A portare Berlusconi lontano dalla «linea Bondi» è stata una telefonata con Gianni Letta, che l'ha raggiunto ad Arcore all'ora di pranzo. Fino a quel momento, il Cavaliere aveva guardato con un misto di passione e ansia alle polemiche seguite alla turbolenta giornata di venerdì. Ma quando sente l'eminenza grigia del berlusconismo, che da quarantott'ore sta facendo la sponda tra il nipote premier e la diplomazia quirinalizia, l'ex presidente del Consiglio viene attraversato da un brivido. Proprio perché, stavolta, il messaggio che gli arriva dall'amico di una vita è carico di oscuri presagi.

«Se andiamo avanti così, a minacciare la guerra civile e a tirare per la giacchetta Napolitano, dopo la manifestazione Enrico sale al Quirinale e rimette il suo mandato nelle mani del presidente». E addio, è il sottotesto, sia al giochino di pressioni sull'esecutivo, sia al dibattito sulla riforma della giustizia, sia al miraggio di battere la via della grazia.

È quello, la fine della telefonata con Gianni Letta, l'esatto momento in cui Berlusconi si produce nella terza inversione a U in tre giorni. «Colomba» giovedì dopo la sentenza della Cassazione, «falco» venerdì, «colomba» di nuovo ieri.
E oggi? È molto probabile che, alla fine, il Cavaliere torni a Roma in tempo per partecipare all'adunata dei suoi. Per molti addirittura sicuro.
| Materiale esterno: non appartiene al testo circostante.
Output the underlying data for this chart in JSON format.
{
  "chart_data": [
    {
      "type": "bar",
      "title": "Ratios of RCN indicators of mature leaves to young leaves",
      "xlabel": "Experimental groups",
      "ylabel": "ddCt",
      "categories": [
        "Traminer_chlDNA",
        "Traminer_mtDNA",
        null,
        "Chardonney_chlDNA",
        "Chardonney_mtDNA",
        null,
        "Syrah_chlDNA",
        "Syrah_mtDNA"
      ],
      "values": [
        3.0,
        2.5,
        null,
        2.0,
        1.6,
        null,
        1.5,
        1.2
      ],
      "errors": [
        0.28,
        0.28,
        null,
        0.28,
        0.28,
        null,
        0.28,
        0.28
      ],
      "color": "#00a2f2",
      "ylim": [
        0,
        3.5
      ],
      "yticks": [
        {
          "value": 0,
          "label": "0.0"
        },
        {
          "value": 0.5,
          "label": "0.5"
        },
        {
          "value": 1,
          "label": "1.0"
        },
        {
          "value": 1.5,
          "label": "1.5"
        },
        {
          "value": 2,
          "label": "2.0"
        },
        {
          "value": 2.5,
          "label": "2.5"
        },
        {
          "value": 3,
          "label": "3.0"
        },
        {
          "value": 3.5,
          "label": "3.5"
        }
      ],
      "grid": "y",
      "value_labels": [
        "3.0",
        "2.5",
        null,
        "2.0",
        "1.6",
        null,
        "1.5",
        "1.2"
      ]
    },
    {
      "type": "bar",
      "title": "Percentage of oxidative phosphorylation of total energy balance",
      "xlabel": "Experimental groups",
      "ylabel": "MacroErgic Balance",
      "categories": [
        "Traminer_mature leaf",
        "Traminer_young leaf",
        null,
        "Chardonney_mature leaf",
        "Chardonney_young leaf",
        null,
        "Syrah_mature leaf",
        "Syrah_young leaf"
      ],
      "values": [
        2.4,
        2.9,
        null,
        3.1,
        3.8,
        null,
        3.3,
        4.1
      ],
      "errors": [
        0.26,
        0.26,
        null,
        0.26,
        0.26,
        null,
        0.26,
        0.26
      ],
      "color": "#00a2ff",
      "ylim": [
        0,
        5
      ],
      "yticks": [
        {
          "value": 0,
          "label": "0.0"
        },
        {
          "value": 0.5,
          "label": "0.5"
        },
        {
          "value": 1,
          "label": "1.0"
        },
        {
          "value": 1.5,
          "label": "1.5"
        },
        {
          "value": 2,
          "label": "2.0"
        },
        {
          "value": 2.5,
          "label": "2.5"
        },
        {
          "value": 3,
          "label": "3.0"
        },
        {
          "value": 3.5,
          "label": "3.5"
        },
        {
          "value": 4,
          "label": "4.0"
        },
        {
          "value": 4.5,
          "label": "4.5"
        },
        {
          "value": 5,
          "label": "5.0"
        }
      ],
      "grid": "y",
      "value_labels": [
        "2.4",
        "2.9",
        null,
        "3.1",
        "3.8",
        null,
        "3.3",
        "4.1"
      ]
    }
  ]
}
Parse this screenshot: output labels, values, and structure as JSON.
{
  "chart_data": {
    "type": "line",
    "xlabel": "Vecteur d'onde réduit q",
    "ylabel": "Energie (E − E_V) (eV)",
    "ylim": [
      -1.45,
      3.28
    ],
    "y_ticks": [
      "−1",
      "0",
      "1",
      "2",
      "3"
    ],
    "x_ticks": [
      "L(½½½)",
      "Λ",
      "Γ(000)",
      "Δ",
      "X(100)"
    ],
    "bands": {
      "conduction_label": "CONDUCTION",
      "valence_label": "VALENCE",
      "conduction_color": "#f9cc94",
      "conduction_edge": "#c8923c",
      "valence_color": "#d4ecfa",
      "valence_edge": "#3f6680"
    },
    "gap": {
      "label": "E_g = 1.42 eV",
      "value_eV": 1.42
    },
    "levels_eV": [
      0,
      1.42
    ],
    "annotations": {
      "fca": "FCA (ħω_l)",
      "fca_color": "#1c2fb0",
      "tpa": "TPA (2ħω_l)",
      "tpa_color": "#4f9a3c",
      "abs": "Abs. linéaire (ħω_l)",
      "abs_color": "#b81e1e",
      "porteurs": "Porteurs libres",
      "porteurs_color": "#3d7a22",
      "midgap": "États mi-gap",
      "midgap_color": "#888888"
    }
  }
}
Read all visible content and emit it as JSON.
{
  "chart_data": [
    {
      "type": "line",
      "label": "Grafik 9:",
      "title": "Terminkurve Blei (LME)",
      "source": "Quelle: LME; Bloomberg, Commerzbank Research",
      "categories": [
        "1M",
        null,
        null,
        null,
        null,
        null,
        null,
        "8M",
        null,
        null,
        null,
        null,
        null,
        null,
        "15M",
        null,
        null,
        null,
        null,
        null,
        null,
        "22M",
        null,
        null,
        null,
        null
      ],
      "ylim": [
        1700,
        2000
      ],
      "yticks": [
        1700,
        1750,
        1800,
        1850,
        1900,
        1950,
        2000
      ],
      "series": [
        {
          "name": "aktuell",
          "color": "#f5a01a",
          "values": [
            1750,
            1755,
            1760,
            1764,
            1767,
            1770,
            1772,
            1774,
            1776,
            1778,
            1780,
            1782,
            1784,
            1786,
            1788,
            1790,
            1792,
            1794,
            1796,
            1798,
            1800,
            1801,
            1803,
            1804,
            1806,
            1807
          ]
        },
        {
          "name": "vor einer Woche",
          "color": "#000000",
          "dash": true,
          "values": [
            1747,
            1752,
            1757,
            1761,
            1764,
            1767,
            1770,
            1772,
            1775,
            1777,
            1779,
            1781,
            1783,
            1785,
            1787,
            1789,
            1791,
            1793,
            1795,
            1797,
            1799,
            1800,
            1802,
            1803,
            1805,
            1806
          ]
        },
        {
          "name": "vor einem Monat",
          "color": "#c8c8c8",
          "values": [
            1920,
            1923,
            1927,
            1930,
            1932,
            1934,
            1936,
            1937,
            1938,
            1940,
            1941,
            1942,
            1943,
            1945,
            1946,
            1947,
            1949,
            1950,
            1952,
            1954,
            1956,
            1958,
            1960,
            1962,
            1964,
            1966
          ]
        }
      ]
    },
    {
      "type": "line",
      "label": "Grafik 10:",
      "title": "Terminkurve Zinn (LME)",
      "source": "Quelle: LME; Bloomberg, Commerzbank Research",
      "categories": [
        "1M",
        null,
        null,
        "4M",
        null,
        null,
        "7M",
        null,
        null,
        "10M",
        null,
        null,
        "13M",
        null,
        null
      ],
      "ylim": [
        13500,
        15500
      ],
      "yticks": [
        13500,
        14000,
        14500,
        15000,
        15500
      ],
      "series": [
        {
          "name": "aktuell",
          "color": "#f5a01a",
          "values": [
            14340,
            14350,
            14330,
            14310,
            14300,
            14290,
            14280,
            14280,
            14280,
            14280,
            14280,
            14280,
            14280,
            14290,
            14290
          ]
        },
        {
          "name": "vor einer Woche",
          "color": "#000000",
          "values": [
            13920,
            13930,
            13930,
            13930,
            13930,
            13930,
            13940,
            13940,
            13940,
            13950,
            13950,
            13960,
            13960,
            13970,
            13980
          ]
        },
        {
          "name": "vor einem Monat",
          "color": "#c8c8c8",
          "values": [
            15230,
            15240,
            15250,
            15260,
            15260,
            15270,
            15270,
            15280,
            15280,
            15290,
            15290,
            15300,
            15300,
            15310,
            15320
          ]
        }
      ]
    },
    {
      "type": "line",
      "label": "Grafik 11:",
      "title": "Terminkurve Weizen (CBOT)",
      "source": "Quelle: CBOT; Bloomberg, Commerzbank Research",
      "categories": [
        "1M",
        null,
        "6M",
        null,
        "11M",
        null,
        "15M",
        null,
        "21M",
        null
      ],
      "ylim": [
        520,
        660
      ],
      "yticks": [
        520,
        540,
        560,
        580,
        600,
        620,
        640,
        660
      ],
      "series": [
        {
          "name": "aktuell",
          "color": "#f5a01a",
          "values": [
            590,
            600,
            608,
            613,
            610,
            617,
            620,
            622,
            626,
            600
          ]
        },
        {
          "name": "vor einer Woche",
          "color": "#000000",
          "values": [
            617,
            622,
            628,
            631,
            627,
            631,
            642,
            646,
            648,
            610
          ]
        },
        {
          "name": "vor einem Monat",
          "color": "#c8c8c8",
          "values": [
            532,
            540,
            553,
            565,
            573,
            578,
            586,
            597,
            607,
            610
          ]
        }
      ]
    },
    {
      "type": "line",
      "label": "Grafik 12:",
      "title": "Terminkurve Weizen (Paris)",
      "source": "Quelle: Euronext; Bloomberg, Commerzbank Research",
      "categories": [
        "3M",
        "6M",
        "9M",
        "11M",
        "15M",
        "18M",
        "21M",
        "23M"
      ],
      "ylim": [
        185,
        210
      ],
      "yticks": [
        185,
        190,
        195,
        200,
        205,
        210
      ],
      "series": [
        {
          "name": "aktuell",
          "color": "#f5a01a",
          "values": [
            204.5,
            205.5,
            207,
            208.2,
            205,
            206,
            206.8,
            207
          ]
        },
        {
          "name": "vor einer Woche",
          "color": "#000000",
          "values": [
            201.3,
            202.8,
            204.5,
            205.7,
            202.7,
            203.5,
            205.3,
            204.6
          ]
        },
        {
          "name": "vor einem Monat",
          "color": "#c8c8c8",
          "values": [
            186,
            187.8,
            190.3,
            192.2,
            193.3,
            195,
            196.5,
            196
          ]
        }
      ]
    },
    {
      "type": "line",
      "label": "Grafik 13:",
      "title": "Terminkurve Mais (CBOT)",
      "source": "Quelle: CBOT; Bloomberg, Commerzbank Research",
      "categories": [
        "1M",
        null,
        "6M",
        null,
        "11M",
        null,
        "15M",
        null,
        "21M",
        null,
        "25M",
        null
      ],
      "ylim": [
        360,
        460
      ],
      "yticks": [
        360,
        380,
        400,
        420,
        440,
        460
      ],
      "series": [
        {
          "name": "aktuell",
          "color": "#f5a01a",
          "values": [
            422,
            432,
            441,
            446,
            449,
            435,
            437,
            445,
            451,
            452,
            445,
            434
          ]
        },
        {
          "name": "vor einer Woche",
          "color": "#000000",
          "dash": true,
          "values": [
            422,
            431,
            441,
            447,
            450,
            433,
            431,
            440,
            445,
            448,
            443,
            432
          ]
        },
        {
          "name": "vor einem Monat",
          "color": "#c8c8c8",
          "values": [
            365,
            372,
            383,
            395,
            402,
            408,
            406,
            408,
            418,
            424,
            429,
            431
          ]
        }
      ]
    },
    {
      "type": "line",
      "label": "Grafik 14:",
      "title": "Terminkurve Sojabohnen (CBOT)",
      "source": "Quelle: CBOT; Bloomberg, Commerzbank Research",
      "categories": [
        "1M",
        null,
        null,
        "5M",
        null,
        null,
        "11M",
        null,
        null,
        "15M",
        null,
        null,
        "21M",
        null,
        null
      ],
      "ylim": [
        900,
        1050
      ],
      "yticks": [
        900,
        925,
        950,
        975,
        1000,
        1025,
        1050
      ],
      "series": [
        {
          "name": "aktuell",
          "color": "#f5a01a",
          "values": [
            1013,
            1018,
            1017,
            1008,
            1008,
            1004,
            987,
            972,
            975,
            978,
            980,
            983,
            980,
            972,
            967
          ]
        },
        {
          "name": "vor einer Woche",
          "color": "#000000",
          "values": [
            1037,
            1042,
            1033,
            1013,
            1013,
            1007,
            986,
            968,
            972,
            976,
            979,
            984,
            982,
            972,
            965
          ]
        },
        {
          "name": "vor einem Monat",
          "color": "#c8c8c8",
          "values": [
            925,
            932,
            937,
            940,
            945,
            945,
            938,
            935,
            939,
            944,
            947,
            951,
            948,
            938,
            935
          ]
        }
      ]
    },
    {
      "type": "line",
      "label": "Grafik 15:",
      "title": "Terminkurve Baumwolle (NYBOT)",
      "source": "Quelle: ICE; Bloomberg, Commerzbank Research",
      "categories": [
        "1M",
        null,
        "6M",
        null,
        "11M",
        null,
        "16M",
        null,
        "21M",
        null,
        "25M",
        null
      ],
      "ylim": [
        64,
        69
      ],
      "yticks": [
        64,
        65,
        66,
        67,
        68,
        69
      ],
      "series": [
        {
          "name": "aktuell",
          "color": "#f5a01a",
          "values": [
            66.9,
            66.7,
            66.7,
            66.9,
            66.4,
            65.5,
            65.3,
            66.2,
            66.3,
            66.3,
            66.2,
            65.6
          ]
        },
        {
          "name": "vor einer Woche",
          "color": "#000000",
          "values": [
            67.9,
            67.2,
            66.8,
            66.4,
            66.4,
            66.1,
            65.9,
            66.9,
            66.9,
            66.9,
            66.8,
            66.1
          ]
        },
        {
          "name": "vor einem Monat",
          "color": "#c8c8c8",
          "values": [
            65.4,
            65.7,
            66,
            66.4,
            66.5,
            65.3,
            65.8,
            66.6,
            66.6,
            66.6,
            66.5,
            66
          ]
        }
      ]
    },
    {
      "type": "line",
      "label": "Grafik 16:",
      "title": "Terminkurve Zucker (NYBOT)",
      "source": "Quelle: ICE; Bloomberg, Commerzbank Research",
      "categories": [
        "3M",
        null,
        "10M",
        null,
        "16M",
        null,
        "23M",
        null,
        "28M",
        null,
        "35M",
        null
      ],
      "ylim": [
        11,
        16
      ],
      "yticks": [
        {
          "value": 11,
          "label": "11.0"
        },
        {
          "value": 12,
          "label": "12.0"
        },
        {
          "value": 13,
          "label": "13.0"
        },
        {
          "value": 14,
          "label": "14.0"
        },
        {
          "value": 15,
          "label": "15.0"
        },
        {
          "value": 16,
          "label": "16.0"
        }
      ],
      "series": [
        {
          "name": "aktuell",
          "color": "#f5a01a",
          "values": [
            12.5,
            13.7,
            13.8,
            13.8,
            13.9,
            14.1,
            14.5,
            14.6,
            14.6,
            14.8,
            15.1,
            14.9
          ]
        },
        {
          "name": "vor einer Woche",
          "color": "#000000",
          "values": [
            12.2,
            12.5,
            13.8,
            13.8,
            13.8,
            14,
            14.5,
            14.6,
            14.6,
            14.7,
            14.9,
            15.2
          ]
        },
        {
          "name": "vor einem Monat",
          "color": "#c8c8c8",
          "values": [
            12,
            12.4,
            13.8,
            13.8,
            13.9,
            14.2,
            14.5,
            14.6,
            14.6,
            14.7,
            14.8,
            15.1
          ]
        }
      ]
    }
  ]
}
Di certo c'è che, in caso di arrivo a Roma, nel canovaccio ci sarà quell'excursus sulla «storia della magistratura dal 1993 a oggi» di cui ha già parlato nel videomessaggio post-condanna. Di certo c'è che si parlerà di riforma della giustizia. Ma gli attacchi al governo e al Quirinale, a meno di colpi di scena, verranno tenuti da parte.

Perché è ancora indeciso, Berlusconi. Molto indeciso. «Comprensibilmente oscillante, vista la botta che ha avuto», per usare le parole che Fabrizio Cicchitto ha affidato l'altro giorno ad alcuni amici del Pd. La linea di battere tutte le strade per «arrivare al voto entro ottobre», con lui stesso candidato premier (se possibile) o in subordine la figlia, rimane aperta.

Come aperta, al netto del Quirinale, rimane la via di giocarsi fino in fondo la partita - impossibile o meno che sia - della «grazia». Tanto aperta che qualcuno, tra i suoi, ipotizza che il premier ne parli presto - in un senso o nell'altro - in prima persona.
Ma la condizione necessaria, ancorché non sufficiente, per ambire al provvedimento di clemenza è una «richiesta al Colle» dei figli di Berlusconi o dei suoi avvocati. In entrambi i casi, l'appello è come se arrivasse dal Cavaliere in questione.

Che tanto non esclude quest'ipotesi da lasciar circolare, nella sua cerchia ristretta, l'idea di un «discorso importante» da tenere in Senato forse prima della chiusura estiva. Basta ad alimentare il ritorno in campo della scelta delle dimissioni, che Letta gli aveva suggerito come primo passo? Chissà. Di certo non arresta la ridda di rumor che, nelle ultime ore, arriva da Arcore. Dove si dice che l'ex premier sia stato raggiunto anche da una telefonata solidale dell'ex moglie Veronica Lario.